Der Posten des Alterspräsidenten im Herren-Tennis ist fest in der Hand von Ivo Karlovic, da passt es gut, dass der Kroate sein Zweitrunden-Match gegen Yuichi Sugita mehr als viereinhalb Stunden lang zelebriert hat, um schließlich mit einem nie gefährdeten 12:10 im fünften Satz von Court 8 zu gehen. Dr. Ivo sollte niemand abschreiben, auch wenn Andreas Seppi der Freitagspartie gegen Karlovic einigermaßen gelassen entgegen blicken kann. Der Südtiroler hat bei seinem Drei-Satz-Sieg gegen Kohlschreiber-Bezwinger Yoshihito Nishioka deutlich weniger Kraft gelassen als sein kommender 38-jähriger Gegner.

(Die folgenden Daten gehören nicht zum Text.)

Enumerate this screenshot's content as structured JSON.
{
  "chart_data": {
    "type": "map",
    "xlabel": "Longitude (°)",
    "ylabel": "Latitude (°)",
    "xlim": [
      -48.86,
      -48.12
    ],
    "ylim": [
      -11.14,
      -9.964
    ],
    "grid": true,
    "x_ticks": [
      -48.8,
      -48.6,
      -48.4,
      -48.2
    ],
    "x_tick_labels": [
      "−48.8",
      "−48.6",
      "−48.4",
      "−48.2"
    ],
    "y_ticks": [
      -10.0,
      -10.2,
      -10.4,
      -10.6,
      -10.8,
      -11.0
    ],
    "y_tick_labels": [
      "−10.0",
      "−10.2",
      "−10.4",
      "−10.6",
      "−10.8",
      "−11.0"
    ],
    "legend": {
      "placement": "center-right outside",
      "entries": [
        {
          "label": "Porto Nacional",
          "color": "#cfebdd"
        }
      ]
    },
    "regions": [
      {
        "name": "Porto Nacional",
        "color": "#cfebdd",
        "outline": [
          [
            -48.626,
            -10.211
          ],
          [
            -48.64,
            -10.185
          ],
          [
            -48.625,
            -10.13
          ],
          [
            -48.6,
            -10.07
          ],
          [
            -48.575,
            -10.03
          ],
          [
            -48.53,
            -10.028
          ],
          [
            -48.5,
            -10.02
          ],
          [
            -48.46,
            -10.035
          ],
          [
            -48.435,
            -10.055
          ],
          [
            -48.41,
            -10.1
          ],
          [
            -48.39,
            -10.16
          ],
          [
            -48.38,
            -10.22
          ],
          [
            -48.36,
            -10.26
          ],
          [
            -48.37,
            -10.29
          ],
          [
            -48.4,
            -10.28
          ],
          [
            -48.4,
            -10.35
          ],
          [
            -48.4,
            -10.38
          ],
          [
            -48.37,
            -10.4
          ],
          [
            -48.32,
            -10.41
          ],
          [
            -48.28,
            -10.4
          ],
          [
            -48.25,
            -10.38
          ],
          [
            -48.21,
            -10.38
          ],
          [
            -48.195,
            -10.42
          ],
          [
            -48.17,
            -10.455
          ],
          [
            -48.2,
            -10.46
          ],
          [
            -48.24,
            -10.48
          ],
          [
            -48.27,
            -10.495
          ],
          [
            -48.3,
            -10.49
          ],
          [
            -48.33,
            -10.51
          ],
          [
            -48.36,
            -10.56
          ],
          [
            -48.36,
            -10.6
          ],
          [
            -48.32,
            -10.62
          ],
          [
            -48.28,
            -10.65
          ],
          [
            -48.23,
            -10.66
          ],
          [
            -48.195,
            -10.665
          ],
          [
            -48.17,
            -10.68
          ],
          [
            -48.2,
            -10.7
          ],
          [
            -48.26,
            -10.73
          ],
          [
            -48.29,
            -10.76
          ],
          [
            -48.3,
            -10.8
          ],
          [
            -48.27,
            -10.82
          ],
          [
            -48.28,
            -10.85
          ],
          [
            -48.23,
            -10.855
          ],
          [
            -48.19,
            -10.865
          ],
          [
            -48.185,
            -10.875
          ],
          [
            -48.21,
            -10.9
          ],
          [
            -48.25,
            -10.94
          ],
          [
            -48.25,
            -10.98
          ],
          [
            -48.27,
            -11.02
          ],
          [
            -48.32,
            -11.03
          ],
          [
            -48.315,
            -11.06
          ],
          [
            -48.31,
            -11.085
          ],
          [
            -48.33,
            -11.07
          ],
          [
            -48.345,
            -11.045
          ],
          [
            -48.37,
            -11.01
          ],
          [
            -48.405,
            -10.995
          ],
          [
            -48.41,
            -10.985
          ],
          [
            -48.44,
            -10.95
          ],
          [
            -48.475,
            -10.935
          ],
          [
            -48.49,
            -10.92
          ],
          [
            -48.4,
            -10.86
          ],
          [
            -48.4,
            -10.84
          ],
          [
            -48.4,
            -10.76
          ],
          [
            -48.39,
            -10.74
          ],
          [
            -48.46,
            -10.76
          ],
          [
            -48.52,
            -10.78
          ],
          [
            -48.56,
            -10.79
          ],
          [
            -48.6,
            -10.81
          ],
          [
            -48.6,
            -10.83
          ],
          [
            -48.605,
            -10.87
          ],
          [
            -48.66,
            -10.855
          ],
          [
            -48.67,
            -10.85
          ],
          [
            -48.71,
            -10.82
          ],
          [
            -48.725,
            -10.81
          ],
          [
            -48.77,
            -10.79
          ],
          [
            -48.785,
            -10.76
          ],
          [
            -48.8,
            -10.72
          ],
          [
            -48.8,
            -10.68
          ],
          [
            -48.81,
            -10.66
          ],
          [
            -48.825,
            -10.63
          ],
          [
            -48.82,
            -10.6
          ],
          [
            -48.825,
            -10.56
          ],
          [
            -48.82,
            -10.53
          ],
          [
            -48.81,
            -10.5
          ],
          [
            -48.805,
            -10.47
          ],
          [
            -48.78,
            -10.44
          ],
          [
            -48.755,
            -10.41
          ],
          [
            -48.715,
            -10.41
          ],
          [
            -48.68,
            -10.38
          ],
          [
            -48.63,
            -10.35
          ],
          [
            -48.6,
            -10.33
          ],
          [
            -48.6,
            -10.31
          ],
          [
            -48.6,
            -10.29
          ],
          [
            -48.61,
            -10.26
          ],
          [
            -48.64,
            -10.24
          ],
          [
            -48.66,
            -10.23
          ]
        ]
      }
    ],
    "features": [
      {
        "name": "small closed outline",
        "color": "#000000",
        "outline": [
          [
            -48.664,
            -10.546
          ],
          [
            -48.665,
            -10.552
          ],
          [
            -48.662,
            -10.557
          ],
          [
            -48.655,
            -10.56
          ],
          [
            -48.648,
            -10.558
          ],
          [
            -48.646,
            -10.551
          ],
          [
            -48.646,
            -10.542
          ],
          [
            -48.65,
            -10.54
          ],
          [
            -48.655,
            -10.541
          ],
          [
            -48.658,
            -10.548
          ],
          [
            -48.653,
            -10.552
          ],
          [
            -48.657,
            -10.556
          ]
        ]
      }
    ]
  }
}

Karlovic ist mithin also doppelt so alt wie Denis Shapovalov (und in Melbourne sogar doppelt so erfolgreich). Der Kanadier hätte ein seltenes Double schaffen können, nämlich zwei Siege gegen Jo-Wilfried Tsonga in zwei aufeinanderfolgenden Grand-Slam-Turnieren. Es wäre nicht so glatt wie in New York geworden, dort hatte Shapovalov in drei Sätzen gesiegt. Aber bei 5:3 im fünften Satz war die Wettquote auf ein Comeback Tsongas wohl denkbar hoch, der Franzose erweckte nicht den Anschein, noch einmal zurückkommen zu können. Natürlich gewann Tsonga die letzten vier Spiele des Matches.
Keine Final-Wiederholung
Zehn Jahre ist es her, dass Jo-Wilfried Tsonga die Tenniswelt buchstäblich im Sturm genommen hat. Bei den Australian Open hatte der mittlerweile 32-Jährige einen Zweitwohnsitz im Kleinfeld angemeldet, vor allem im Halbfinale gegen Rafael Nadal so gut wie jedem Ball ans Netz gefolgt. Dass das Finale gegen Novak Djokovic hernach in die Binsen ging: geschenkt. Zu erwarten war damals nicht weniger als die Renaissance der französischen Grand-Slam-Erfolge, seit 1983 warten die Fans der L´Équipe Tricolore schließlich auf einen Nachfolger für Yannick Noah. Erstaunlicherweise bis heute.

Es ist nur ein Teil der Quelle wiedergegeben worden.